UT student to intern at National Geographic Society

April 25, 2012 | News, UToday
By Feliza Casano



A University of Toledo geography and planning student has been awarded a competitive summer internship with the National Geographic Society.

Lee

Yujin Lee, a junior, will spend her summer in Washington, D.C., as one of a limited number of geography interns at the National Geographic Society. According to the scientific and educational institution’s website, the programs “are highly competitive and target students with skills and determination in fields pertinent to National Geographic’s work.”

The National Geographic Society was founded in 1888 to promote science and exploration and amass funds for expeditions around the world. The trips were publicized in National Geographic Magazine. That publication saw an explosion of subscriptions in the early 2000s with about 10 million subscribers today.
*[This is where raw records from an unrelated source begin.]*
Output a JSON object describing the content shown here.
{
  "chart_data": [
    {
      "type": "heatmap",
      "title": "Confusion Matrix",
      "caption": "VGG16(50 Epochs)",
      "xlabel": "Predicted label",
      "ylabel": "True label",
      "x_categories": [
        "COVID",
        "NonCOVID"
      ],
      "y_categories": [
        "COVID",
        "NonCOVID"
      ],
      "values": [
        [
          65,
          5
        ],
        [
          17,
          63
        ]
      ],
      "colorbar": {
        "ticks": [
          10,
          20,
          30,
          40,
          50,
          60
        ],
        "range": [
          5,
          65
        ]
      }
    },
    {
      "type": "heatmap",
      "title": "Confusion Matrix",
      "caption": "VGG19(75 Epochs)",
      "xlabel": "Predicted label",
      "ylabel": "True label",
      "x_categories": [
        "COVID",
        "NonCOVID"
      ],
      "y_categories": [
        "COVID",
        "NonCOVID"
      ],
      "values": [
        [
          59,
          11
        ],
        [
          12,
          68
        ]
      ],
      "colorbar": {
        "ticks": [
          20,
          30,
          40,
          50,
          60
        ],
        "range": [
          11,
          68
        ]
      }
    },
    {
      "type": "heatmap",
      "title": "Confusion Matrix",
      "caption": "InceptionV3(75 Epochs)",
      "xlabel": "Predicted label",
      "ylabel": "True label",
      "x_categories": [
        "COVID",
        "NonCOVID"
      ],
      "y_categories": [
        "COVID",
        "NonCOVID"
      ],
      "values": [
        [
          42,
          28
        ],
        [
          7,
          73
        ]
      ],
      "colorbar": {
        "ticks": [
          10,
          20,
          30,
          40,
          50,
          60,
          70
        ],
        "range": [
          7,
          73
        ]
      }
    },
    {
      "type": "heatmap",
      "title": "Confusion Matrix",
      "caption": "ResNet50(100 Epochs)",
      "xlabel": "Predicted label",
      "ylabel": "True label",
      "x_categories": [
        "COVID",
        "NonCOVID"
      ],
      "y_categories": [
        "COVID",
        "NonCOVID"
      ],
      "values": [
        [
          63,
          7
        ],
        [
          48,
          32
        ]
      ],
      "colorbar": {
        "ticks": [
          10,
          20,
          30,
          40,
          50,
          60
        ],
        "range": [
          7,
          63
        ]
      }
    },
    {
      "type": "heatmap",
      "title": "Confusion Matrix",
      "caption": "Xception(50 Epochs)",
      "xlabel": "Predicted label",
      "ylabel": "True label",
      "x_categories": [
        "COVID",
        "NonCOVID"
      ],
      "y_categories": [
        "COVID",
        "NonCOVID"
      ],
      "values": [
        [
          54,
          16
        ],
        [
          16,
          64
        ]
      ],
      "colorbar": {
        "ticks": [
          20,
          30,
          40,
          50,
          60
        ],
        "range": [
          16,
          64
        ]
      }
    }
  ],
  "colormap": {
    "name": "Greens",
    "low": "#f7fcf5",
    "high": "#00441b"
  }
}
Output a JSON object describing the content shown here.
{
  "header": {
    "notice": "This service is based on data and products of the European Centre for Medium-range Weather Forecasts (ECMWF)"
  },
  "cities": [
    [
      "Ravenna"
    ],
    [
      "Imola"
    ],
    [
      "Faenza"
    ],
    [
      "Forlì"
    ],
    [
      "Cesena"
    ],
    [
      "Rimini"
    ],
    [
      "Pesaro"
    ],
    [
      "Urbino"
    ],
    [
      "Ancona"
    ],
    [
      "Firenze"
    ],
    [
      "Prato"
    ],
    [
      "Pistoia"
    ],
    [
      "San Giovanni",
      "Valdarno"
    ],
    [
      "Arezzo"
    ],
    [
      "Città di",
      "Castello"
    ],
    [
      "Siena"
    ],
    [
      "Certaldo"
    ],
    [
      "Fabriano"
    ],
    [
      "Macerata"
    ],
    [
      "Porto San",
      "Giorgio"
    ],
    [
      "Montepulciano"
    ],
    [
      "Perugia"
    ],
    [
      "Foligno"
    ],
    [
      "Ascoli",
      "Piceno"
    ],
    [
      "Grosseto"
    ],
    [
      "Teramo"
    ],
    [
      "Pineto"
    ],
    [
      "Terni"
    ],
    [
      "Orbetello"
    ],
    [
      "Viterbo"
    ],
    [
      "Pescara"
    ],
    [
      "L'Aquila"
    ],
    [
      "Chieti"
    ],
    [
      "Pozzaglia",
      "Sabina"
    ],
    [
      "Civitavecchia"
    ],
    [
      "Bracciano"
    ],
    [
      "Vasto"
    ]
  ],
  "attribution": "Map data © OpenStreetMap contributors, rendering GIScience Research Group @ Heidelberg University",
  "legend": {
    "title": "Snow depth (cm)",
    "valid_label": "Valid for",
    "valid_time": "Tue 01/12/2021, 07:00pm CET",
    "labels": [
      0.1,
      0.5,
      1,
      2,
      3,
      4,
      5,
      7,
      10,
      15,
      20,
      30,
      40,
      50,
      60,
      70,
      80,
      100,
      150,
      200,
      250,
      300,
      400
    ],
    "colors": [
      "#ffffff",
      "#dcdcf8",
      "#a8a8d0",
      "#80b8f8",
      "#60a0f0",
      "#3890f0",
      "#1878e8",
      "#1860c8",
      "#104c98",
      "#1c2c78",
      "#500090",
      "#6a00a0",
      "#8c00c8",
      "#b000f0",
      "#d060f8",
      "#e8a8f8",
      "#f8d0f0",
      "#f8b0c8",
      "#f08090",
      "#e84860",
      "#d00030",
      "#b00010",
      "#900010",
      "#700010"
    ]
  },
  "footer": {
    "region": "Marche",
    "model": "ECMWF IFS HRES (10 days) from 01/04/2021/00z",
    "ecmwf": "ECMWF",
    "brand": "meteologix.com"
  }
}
The society offers internships in photography and geography.

“Yujin’s earned the right to have this experience,” said Dr. David Nemeth, UT professor of geography and one of Lee’s advisers. “Only about 700 geography undergraduate students have participated in the internship program since it was founded, so she’s part of a fortunate few.”

Lee, a native of Bucheon, South Korea, said she is looking forward to her time in Washington, D.C., since she has only visited the nation’s capital once as a freshman for a geography conference.

“I’m very excited to go,” she said. “I know I couldn’t do this internship without help from Dr. Nemeth, Dr. Bhuiyan Alam, assistant professor of geography, and Dr. Beth Schlemper, assistant professor of geography, and I am very grateful to them.”

Lee said the internship experience will use her skills from her program at UT, where her concentration is geographic information science (GIS).

“Yujin may be assigned or maybe even volunteer to work in the museum as a researcher, or even use her specialized skills from working in our GIS lab in her internship,” Nemeth said. “Our department at UT can boast two National Geographic interns, while many universities have none.”

The Geography and Planning Department last sent a student intern to the National Geographic Society in 1996; Julie Ward wrote her master’s thesis on her experience.